Crude oil prices saw a rebound on Wednesday after
an industry group reported that stockpiles fell at the Cushing storage
hub in Oklahoma, delivery point for West Texas Intermediate oil
contracts.
U.S. crude was up 3.01%, at $44.58 a barrel while Brent rose 2.89% to $48.12 a barrel.
Crude stocks in Cushing declined by 748,000 barrels last week,
data from the industry group, the American Petroleum Institute, showed.
Overall U.S. crude stocks added 4.1 million barrels to 477.1 million barrels.
Price gains were capped, however, as oversupply is here to stay even after U.S. production cuts.

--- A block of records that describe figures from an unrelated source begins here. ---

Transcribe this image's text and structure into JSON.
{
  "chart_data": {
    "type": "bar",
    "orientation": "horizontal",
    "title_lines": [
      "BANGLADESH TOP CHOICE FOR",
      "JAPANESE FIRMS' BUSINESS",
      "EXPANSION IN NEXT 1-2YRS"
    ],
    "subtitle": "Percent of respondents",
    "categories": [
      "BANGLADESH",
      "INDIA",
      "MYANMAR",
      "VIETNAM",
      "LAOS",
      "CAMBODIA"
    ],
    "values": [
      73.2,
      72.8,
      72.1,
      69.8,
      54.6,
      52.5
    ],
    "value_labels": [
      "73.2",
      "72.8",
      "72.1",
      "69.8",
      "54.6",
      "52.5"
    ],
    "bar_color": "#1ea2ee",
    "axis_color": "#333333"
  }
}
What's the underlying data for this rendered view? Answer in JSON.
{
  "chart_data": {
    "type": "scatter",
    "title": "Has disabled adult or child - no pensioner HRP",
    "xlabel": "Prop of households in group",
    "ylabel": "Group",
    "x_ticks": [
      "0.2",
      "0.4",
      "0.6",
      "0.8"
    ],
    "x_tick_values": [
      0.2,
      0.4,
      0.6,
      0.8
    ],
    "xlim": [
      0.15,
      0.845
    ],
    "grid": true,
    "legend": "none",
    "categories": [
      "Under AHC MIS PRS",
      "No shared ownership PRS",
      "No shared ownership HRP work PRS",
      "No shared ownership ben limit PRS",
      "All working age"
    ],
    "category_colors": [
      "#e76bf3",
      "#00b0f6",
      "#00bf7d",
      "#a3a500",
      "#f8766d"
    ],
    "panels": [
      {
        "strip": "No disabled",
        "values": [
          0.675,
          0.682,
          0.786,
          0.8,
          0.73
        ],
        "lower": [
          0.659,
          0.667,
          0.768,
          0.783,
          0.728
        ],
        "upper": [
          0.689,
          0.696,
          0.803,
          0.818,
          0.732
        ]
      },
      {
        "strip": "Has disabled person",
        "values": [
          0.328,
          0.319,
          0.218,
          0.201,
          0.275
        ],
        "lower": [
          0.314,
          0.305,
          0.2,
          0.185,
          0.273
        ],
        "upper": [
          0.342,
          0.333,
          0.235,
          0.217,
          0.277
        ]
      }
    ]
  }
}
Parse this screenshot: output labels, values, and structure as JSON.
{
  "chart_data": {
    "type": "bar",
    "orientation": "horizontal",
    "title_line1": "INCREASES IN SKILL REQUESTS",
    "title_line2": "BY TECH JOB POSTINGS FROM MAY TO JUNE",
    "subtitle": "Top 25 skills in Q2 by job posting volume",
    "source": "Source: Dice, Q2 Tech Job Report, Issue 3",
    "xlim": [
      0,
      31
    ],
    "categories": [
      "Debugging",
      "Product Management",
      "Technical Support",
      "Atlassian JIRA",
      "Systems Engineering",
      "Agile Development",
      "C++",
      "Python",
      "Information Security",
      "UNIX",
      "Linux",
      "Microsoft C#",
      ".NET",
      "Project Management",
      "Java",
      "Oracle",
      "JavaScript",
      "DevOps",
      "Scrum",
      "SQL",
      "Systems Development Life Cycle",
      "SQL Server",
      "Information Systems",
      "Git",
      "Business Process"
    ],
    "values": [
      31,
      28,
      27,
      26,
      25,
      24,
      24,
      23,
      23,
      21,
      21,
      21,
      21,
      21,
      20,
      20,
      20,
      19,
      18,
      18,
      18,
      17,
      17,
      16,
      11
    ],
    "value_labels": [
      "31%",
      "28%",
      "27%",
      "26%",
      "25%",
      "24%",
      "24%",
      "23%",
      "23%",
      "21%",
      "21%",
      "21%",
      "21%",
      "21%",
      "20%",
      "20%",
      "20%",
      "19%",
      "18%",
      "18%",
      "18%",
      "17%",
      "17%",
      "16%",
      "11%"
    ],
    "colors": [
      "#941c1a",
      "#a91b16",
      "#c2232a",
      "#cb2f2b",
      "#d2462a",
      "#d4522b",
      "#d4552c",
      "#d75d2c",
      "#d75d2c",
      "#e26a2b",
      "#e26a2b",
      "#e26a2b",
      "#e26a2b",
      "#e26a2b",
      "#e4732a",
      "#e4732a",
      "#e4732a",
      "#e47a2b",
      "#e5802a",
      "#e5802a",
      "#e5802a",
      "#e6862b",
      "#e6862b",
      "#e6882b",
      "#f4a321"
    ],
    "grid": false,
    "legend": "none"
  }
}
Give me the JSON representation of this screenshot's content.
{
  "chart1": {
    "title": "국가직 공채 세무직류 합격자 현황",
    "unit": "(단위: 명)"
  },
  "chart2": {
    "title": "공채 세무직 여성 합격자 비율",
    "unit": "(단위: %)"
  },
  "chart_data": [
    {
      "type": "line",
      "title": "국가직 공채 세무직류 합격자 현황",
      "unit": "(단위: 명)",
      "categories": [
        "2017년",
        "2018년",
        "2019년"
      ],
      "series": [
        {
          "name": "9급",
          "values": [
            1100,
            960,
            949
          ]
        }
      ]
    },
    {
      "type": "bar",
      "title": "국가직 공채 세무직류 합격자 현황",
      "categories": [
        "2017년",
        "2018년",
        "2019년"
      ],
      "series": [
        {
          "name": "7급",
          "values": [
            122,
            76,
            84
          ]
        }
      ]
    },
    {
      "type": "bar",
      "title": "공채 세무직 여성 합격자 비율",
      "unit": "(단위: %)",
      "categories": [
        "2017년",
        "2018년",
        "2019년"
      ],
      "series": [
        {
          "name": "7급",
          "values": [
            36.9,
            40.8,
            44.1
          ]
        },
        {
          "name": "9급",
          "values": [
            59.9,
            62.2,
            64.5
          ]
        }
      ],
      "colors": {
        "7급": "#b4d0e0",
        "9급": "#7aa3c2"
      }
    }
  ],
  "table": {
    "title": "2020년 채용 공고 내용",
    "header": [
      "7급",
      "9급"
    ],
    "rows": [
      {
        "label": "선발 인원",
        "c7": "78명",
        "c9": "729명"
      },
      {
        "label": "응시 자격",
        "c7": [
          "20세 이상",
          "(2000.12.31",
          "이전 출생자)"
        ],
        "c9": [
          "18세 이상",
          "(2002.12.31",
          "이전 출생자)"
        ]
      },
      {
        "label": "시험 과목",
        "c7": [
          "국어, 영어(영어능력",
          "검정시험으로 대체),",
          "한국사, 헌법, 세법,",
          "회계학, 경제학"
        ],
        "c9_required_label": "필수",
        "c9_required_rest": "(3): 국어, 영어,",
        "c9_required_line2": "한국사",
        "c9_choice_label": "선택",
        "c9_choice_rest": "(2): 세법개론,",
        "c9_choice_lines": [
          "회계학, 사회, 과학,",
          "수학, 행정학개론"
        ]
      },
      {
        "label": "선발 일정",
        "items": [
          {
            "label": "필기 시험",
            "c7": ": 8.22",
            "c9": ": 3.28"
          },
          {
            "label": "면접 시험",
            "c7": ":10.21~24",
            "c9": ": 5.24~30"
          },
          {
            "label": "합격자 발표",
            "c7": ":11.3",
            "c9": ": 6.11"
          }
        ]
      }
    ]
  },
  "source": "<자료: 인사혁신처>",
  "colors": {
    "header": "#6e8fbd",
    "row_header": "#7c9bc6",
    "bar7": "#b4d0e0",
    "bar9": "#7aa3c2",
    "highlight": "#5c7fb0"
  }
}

Investors are awaiting official inventory data from the U.S. Energy Information Administration due out later in the day.
Earlier, the Wall Street Journal reported that Persian Gulf countries refused to hold an oil-price summit with heads of state of both members and nonmembers of OPEC.
Saudi Arabia, the United Arab Emirates, Qatar and Kuwait don’t want
to hold a summit with other big producers as they don’t think
it would be successful in garnering commitments to reduce production enough
to bolster oil prices, the officials with knowledge of the matter said.
Last week, Venezuela called for global gathering of producers to discuss an oil slump that has persisted during 16 months and seen prices fall to less than $44 a barrel in 2015, after highs of $114 a barrel in 2014. A key reason for the collapse has been a big increase in supplies from the U.S., Russia and other producers.